Clinical and Translational Research Center for 3D Printing Technology, Medical 3D Printing Innovation Research Center, Shanghai Ninth People's Hospital, Shanghai Jiao Tong University School of Medicine, Shanghai, 200125, China.
ACS Nano. 2024 Mar 12;18(10):7504-7520. doi: 10.1021/acsnano.3c11890. Epub 2024 Feb 27.
The essential role of the neural network in enhancing bone regeneration has often been overlooked in biomaterial design, leading to delayed or compromised bone healing. Engineered mesenchymal stem cells (MSCs)-derived exosomes are becoming increasingly recognized as potent cell-free agents for manipulating cellular behavior and improving therapeutic effectiveness. Herein, MSCs are stimulated with nerve growth factor (NGF) to regulate exosomal cargoes to improve neuro-promotive potential and facilitate innervated bone regeneration. cell experiments showed that the NGF-stimulated MSCs-derived exosomes (N-Exos) obviously improved the cellular function and neurotrophic effects of the neural cells, and consequently, the osteogenic potential of the osteo-reparative cells. Bioinformatic analysis by miRNA sequencing and pathway enrichment revealed that the beneficial effects of N-Exos may partly be ascribed to the NGF-elicited multicomponent exosomal miRNAs and the subsequent regulation and activation of the MAPK and PI3K-Akt signaling pathways. On this basis, N-Exos were delivered on the micropores of the 3D-printed hierarchical porous scaffold to accomplish the sustained release profile and extended bioavailability. In a rat model with a distal femoral defect, the N-Exos-functionalized hierarchical porous scaffold significantly induced neurovascular structure formation and innervated bone regeneration. This study provided a feasible strategy to modulate the functional cargoes of MSCs-derived exosomes to acquire desirable neuro-promotive and osteogenic potential. Furthermore, the developed N-Exos-functionalized hierarchical porous scaffold may represent a promising neurovascular-promotive bone reparative scaffold for clinical translation.
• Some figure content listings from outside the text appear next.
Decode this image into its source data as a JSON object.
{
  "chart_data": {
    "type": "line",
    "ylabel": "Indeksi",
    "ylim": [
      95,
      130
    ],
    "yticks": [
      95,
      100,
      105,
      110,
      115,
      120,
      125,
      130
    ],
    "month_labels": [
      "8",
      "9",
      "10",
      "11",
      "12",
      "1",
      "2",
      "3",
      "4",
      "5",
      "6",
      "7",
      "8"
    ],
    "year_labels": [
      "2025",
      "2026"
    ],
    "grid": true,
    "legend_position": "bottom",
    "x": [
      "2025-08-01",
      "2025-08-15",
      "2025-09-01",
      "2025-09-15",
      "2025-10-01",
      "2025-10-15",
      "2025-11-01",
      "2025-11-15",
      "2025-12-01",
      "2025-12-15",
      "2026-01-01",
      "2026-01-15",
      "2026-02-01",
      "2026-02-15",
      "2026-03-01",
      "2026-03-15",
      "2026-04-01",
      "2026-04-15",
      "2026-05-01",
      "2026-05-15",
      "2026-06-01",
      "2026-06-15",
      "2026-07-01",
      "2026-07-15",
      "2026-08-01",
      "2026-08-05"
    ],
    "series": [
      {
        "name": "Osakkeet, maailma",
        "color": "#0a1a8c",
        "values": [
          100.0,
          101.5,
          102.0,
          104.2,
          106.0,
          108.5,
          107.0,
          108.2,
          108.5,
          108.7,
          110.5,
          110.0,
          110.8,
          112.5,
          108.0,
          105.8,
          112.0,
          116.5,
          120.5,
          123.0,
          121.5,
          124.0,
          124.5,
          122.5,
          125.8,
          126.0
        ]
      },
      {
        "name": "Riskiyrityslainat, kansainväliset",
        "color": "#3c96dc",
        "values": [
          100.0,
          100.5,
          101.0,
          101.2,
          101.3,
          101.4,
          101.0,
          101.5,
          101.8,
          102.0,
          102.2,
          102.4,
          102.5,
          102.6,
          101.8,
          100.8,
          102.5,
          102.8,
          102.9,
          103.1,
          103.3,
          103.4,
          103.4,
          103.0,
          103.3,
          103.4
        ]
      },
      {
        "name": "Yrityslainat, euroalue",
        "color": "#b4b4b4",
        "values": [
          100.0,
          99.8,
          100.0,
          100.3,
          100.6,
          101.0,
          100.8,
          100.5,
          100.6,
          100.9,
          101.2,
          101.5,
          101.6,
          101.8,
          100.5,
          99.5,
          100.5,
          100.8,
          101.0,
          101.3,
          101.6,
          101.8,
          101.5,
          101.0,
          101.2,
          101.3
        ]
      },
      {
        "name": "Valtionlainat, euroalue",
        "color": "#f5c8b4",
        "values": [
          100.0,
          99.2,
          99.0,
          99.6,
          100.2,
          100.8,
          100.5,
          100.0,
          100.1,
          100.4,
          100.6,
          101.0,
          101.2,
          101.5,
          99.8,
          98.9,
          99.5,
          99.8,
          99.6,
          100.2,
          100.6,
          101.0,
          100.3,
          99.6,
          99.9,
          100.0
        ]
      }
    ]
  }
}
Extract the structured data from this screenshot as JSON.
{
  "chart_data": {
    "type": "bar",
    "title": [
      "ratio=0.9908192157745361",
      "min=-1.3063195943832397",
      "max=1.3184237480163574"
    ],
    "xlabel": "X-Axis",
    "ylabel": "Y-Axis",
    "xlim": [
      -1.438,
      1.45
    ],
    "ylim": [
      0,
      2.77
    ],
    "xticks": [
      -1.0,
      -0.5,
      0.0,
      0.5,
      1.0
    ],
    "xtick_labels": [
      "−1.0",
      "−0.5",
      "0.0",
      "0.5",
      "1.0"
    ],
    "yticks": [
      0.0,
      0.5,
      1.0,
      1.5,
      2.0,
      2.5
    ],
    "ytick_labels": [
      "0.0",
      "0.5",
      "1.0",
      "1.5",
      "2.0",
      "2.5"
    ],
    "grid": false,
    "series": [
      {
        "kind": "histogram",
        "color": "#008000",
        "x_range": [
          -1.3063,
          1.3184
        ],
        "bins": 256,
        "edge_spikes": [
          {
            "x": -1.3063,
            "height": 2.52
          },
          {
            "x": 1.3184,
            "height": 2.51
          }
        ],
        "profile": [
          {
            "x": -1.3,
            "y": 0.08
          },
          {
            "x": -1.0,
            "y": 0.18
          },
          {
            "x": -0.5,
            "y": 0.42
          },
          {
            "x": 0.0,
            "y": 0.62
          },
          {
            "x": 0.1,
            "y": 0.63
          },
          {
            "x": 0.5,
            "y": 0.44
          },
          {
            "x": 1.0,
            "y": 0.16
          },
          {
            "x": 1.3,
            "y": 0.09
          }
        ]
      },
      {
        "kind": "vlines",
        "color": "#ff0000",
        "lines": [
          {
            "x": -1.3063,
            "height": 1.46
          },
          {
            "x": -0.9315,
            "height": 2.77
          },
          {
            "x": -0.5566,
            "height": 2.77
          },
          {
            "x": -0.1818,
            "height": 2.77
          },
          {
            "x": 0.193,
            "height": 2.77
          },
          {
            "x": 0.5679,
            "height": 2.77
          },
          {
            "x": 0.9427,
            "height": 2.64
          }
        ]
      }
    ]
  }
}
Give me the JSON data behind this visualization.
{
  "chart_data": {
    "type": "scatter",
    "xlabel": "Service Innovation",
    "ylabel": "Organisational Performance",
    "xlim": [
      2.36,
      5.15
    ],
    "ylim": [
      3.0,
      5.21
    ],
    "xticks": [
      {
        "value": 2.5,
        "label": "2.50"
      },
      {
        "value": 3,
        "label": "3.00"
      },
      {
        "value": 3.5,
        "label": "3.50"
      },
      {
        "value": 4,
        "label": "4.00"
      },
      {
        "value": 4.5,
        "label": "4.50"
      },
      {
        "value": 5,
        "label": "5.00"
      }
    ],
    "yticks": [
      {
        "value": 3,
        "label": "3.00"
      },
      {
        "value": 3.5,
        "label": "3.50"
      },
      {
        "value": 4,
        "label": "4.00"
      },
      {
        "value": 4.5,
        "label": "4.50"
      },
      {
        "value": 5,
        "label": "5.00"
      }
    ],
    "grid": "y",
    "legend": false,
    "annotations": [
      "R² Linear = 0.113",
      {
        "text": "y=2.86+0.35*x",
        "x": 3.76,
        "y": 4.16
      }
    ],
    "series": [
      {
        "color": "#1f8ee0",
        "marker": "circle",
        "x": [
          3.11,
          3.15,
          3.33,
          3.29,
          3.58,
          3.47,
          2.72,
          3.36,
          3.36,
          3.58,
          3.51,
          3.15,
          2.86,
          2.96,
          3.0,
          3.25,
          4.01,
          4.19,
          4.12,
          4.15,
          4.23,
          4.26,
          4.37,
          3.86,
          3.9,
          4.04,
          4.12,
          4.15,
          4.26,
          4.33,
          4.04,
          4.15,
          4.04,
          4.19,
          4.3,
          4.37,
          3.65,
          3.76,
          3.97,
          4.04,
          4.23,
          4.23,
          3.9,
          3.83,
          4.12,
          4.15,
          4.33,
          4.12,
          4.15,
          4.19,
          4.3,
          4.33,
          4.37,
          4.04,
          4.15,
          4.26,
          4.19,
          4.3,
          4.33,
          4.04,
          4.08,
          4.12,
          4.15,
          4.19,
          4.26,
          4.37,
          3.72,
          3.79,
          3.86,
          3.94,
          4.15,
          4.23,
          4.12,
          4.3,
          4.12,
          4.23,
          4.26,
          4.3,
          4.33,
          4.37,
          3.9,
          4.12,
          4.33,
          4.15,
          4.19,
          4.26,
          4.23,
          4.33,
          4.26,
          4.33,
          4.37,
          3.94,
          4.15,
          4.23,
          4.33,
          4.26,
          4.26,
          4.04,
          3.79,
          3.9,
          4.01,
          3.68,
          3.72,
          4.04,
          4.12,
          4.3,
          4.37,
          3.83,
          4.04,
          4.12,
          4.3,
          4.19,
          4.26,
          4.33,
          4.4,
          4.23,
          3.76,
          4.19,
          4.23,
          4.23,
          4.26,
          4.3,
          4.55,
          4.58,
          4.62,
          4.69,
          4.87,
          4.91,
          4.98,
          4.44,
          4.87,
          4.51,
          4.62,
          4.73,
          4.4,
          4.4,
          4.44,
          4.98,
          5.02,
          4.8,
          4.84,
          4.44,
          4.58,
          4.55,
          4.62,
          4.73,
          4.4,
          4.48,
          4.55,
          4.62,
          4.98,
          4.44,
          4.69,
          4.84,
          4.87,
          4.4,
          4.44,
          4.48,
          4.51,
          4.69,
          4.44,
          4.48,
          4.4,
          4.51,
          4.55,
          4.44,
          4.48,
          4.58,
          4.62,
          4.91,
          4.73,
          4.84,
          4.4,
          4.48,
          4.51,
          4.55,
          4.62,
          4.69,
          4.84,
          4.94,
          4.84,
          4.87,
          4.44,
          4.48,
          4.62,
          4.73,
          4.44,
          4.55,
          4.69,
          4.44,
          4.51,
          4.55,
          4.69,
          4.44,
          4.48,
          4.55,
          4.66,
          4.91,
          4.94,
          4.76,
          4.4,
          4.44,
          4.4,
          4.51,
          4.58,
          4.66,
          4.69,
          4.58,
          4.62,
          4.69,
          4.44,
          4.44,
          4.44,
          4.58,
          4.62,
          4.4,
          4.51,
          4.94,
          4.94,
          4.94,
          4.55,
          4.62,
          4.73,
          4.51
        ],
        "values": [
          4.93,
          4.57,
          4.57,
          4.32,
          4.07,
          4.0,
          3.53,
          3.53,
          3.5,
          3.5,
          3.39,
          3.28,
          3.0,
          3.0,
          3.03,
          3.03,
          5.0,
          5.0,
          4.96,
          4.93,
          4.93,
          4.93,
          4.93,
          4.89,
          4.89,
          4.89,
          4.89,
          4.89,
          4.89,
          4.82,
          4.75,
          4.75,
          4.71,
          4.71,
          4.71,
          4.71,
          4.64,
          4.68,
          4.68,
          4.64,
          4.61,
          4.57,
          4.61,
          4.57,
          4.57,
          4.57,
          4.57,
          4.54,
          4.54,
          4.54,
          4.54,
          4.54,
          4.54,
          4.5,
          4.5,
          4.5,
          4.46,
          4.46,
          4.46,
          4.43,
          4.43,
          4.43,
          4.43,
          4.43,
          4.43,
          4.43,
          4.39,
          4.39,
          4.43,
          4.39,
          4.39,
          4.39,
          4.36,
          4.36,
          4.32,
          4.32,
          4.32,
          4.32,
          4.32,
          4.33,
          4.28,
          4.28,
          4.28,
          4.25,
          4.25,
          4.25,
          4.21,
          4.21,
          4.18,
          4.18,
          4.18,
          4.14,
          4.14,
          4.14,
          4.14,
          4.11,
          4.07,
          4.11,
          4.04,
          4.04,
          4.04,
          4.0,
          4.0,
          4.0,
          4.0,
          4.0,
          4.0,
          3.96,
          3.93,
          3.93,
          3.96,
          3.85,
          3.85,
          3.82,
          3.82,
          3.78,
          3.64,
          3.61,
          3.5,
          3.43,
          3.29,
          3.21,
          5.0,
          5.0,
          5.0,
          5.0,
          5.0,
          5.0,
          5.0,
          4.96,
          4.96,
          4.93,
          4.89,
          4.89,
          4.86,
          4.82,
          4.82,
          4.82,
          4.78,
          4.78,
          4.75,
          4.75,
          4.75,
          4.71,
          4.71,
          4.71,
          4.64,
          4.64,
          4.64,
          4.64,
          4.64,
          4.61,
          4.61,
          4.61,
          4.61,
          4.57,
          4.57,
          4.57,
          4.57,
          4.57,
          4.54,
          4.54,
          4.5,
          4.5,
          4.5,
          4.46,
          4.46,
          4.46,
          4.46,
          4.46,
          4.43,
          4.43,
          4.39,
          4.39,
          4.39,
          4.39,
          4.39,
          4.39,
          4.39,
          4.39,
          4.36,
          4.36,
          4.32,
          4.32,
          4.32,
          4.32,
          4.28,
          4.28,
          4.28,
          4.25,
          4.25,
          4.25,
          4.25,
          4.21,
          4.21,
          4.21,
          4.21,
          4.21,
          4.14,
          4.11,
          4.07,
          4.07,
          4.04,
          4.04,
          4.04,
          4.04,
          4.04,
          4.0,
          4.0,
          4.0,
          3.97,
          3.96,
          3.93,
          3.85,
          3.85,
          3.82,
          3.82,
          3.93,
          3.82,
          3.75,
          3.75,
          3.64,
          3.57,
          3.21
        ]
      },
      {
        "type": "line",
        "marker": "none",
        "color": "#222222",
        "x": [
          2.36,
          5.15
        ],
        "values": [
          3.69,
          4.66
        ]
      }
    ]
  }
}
神经网络在增强骨再生方面的重要作用在生物材料设计中经常被忽视,导致骨愈合延迟或受损。工程间充质干细胞(MSC)衍生的外泌体作为一种强大的无细胞因子,越来越受到关注,可用于操纵细胞行为和提高治疗效果。在此,通过神经生长因子(NGF)刺激 MSC 来调节外泌体货物,以提高神经营养潜力并促进神经支配的骨再生。细胞实验表明,NGF 刺激的 MSC 衍生外泌体(N-Exos)明显改善了神经细胞的细胞功能和神经营养作用,进而提高了成骨修复细胞的成骨潜力。通过 miRNA 测序和通路富集的生物信息学分析表明,N-Exos 的有益作用可能部分归因于 NGF 引发的多成分外泌体 miRNA,以及随后对 MAPK 和 PI3K-Akt 信号通路的调节和激活。在此基础上,将 N-Exos 递送到 3D 打印分级多孔支架的微孔中,以实现持续释放曲线和延长的生物利用度。在大鼠股骨远端缺损模型中,N-Exos 功能化分级多孔支架显著诱导了神经血管结构的形成和神经支配的骨再生。本研究提供了一种可行的策略来调节 MSC 衍生外泌体的功能货物,以获得理想的神经营养和成骨潜力。此外,开发的 N-Exos 功能化分级多孔支架可能代表一种有前途的神经血管促进骨修复支架,用于临床转化。